A quick aside: the Mississippi-to-OH consensus in this analysis isn’t that every issue is fatal or unique to Ohio State. Indiana’s success in a flattened talent landscape demonstrates that top teams can win without a flawless Combine performance or perfect portal class. It’s a reminder that the talent pool is broader and the competitive bar is higher than ever.
What about the Combine’s actual standouts? The pieces highlighted there weren’t players who had started at their primary positions for three full seasons, underscoring how much the program’s struggles were tied to internal management rather than outside acquisitions alone. The need for a reliable kicker remains urgent; replacing Noah Ruggles’ legacy with a durable, consistent option is a clear, practical goal.
Other structural shifts—like Day stepping back from non-head-coach duties and the move to reassign play-calling responsibilities to a more experienced voice—were steps in the right direction. Yet the broader lesson remains: in 2026, Ohio State will need to be more agile, with clearer leadership and deeper, more adaptable depth to compete at the highest level.

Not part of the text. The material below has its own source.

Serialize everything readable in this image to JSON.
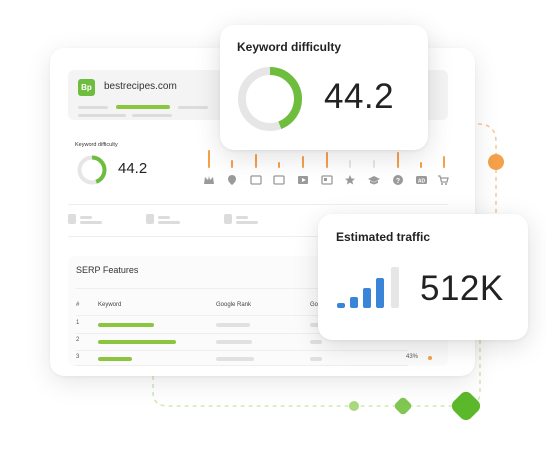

Bottom line: the 2025 season was unusual, but not a one-off anomaly. The Buckeyes face a fast-moving reality where rebuilding is no longer a linear process, and success hinges on disciplined execution, smarter talent evaluation, and stronger, more intentional game planning. Indiana’s example proves you don’t need an NFL Combine-backed wave of star recruits to win big; you need a coherent plan, sharp execution, and the willingness to adjust quickly when the landscape shifts.
As Ohio State enters 2026 with a younger roster and renewed staff, there’s a plausible path to a championship run that’s more about recalibrated strategy and resilient execution than about chasing past glories. The key question to ponder: will these changes be enough to transform the program into a consistently elite contender again, or will the pace of change overwhelm even the best-laid plans?